Publié le 2025-10-15 16:44:00. Une mère de Floride accuse un policier de Jacksonville de violences policières disproportionnées lors de son arrestation devant l’école de sa fille, une scène immortalisée par des caméras et devenue virale.
L’incident s’est déroulé le 7 octobre, en après-midi, devant l’école IDEA Charter School, dans le quartier Riverview de Jacksonville. Erika McGriff, 39 ans, avait garé son véhicule à une intersection et l’avait laissée rouler pendant qu’elle récupérait sa fille de 9 ans, sous une forte pluie.
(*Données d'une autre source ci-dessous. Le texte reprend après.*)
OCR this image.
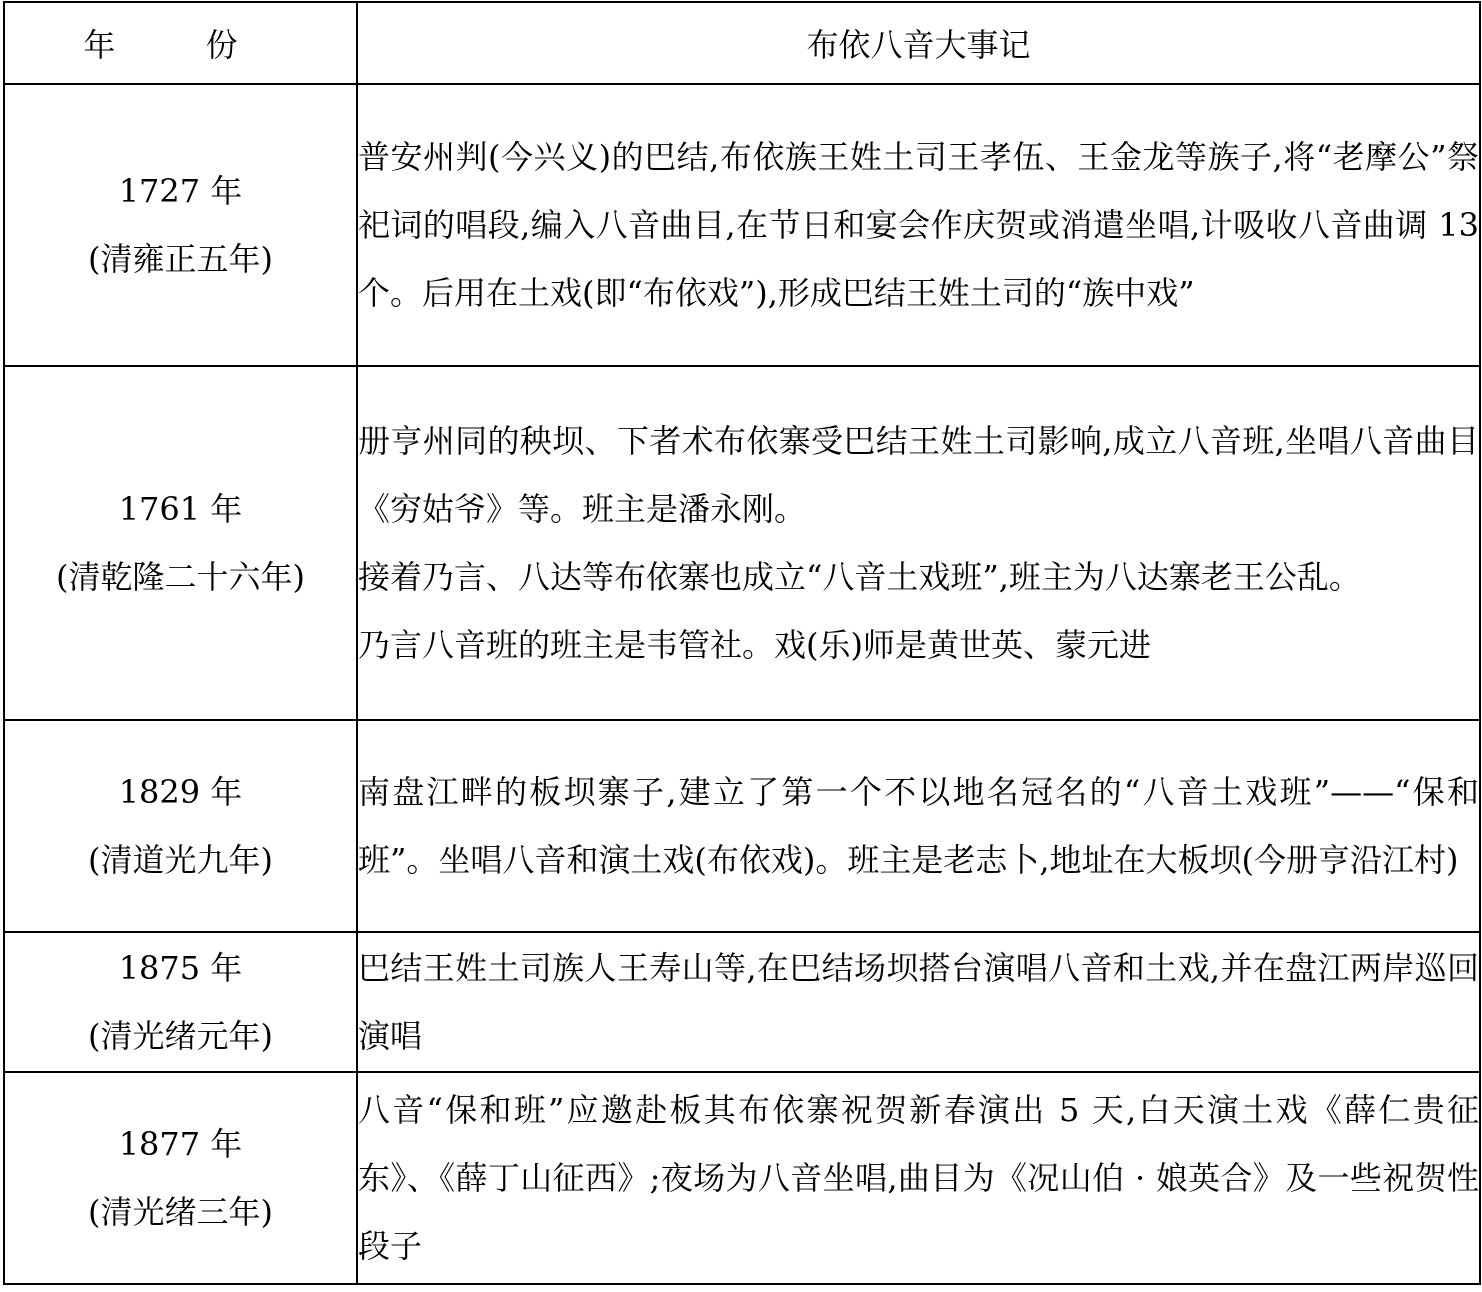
年 份	布依八音大事记

1727 年
(清雍正五年)	普安州判(今兴义)的巴结,布依族王姓土司王孝伍、王金龙等族子,将“老摩公”祭祀词的唱段,编入八音曲目,在节日和宴会作庆贺或消遣坐唱,计吸收八音曲调 13 个。后用在土戏(即“布依戏”),形成巴结王姓土司的“族中戏”

1761 年
(清乾隆二十六年)	册亨州同的秧坝、下者术布依寨受巴结王姓土司影响,成立八音班,坐唱八音曲目《穷姑爷》等。班主是潘永刚。
接着乃言、八达等布依寨也成立“八音土戏班”,班主为八达寨老王公乱。
乃言八音班的班主是韦管社。戏(乐)师是黄世英、蒙元进

1829 年
(清道光九年)	南盘江畔的板坝寨子,建立了第一个不以地名冠名的“八音土戏班”——“保和班”。坐唱八音和演土戏(布依戏)。班主是老志卜,地址在大板坝(今册亨沿江村)

1875 年
(清光绪元年)	巴结王姓土司族人王寿山等,在巴结场坝搭台演唱八音和土戏,并在盘江两岸巡回演唱

1877 年
(清光绪三年)	八音“保和班”应邀赴板其布依寨祝贺新春演出 5 天,白天演土戏《薛仁贵征东》、《薛丁山征西》;夜场为八音坐唱,曲目为《况山伯 · 娘英合》及一些祝贺性段子
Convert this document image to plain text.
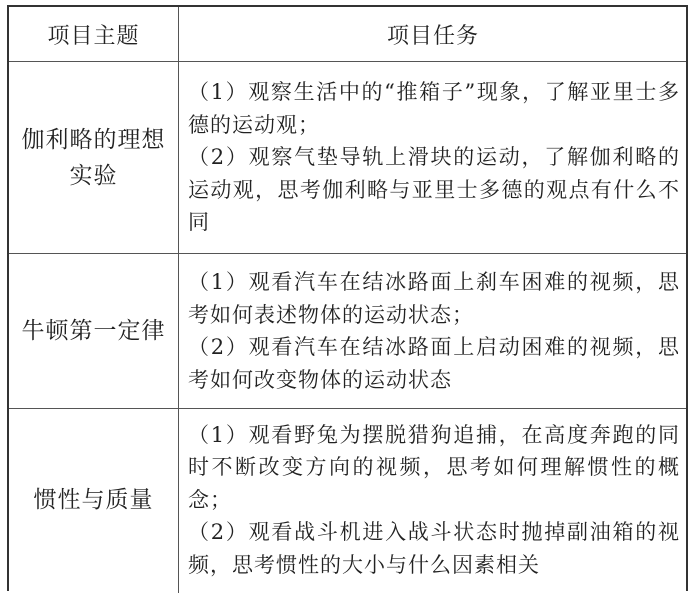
项目主题	项目任务
伽利略的理想实验
（1）观察生活中的“推箱子”现象，了解亚里士多德的运动观；
（2）观察气垫导轨上滑块的运动，了解伽利略的运动观，思考伽利略与亚里士多德的观点有什么不同
牛顿第一定律
（1）观看汽车在结冰路面上刹车困难的视频，思考如何表述物体的运动状态；
（2）观看汽车在结冰路面上启动困难的视频，思考如何改变物体的运动状态
惯性与质量
（1）观看野兔为摆脱猎狗追捕，在高度奔跑的同时不断改变方向的视频，思考如何理解惯性的概念；
（2）观看战斗机进入战斗状态时抛掉副油箱的视频，思考惯性的大小与什么因素相关
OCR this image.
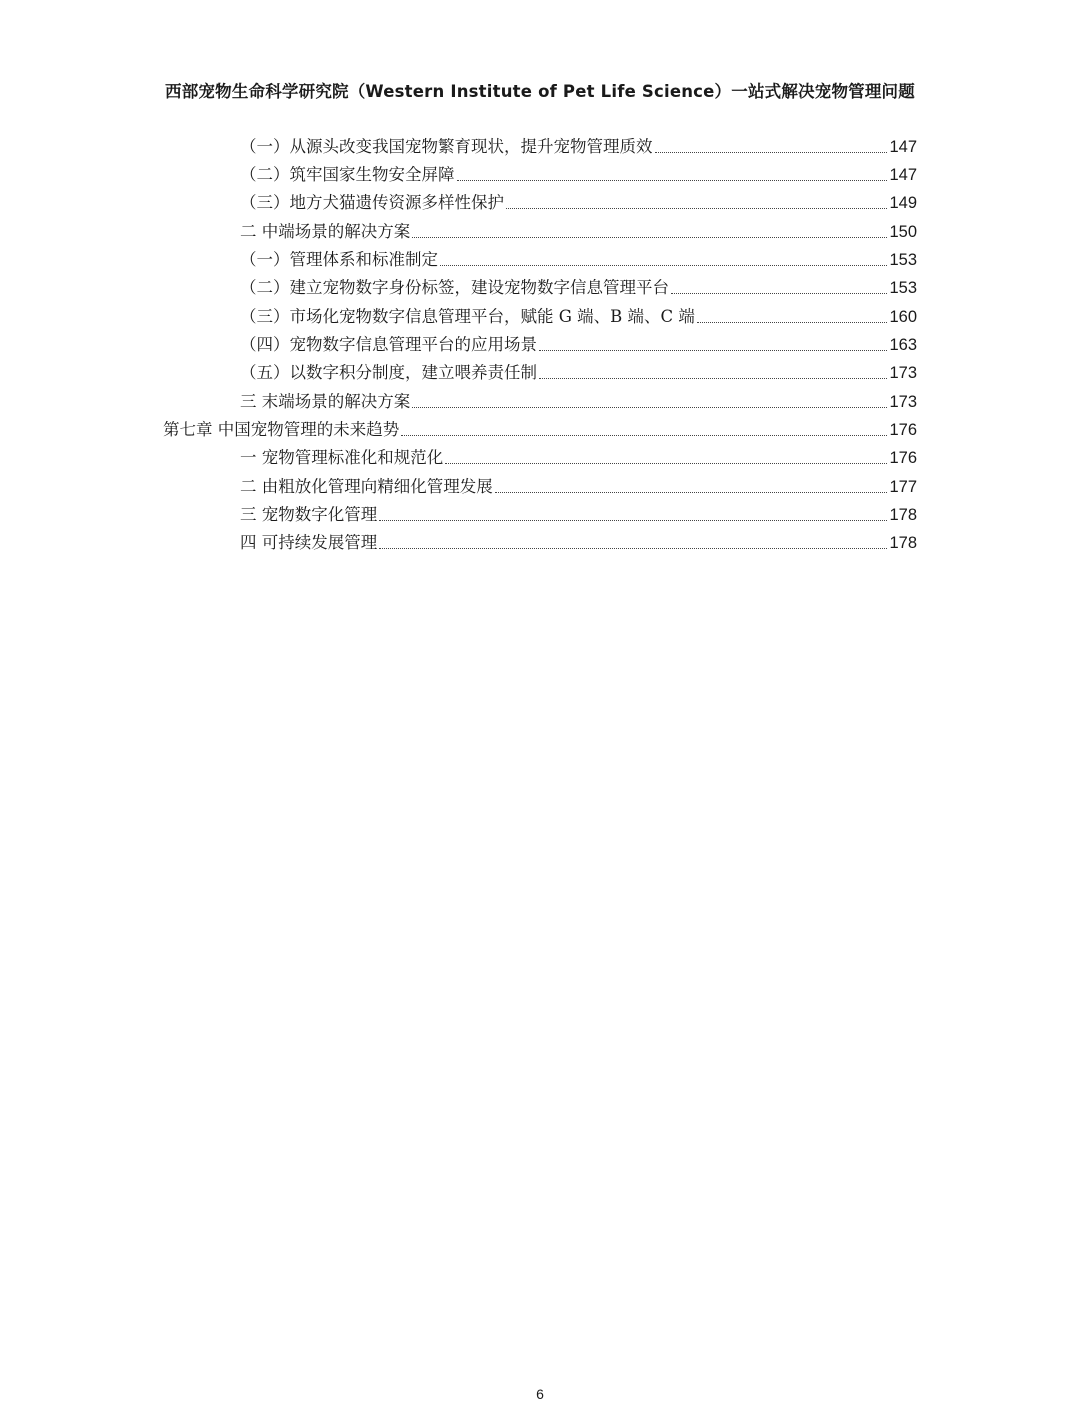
西部宠物生命科学研究院（Western Institute of Pet Life Science）一站式解决宠物管理问题
（一）从源头改变我国宠物繁育现状，提升宠物管理质效	147
（二）筑牢国家生物安全屏障	147
（三）地方犬猫遗传资源多样性保护	149
二 中端场景的解决方案	150
（一）管理体系和标准制定	153
（二）建立宠物数字身份标签，建设宠物数字信息管理平台	153
（三）市场化宠物数字信息管理平台，赋能 G 端、B 端、C 端	160
（四）宠物数字信息管理平台的应用场景	163
（五）以数字积分制度，建立喂养责任制	173
三 末端场景的解决方案	173
第七章 中国宠物管理的未来趋势	176
一 宠物管理标准化和规范化	176
二 由粗放化管理向精细化管理发展	177
三 宠物数字化管理	178
四 可持续发展管理	178
6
Les autorités du bureau du shérif de Jacksonville (JSO) ont affirmé que le permis de conduire de Mme McGriff avait été révoqué par le passé.
Selon le JSO, un agent affecté à l’école, Randy Holton, s’est approché d’elle alors qu’elle tentait de s’éloigner. Une confrontation verbale a rapidement dégénéré en une lutte physique, l’agent tentant d’interpeller la jeune femme.
Des images de vidéosurveillance et de téléphone portable révèlent la violence de l’interpellation
Les vidéos circulant sur les réseaux sociaux montrent l’escalade de la situation, l’agent tentant de passer les menottes à Mme McGriff. Les images de la caméra corporelle de l’agent montrent Mme McGriff se redressant et donnant des coups de poing en direction de l’officier. Une autre vidéo, filmée par un témoin avec son téléphone portable sous un angle différent, capture la mère et le policier en train de se battre et de s’échanger des coups. On y voit notamment l’agent projeter Mme McGriff au sol, lui appliquer une prise d’étranglement et la mère crier qu’elle ne peut plus respirer.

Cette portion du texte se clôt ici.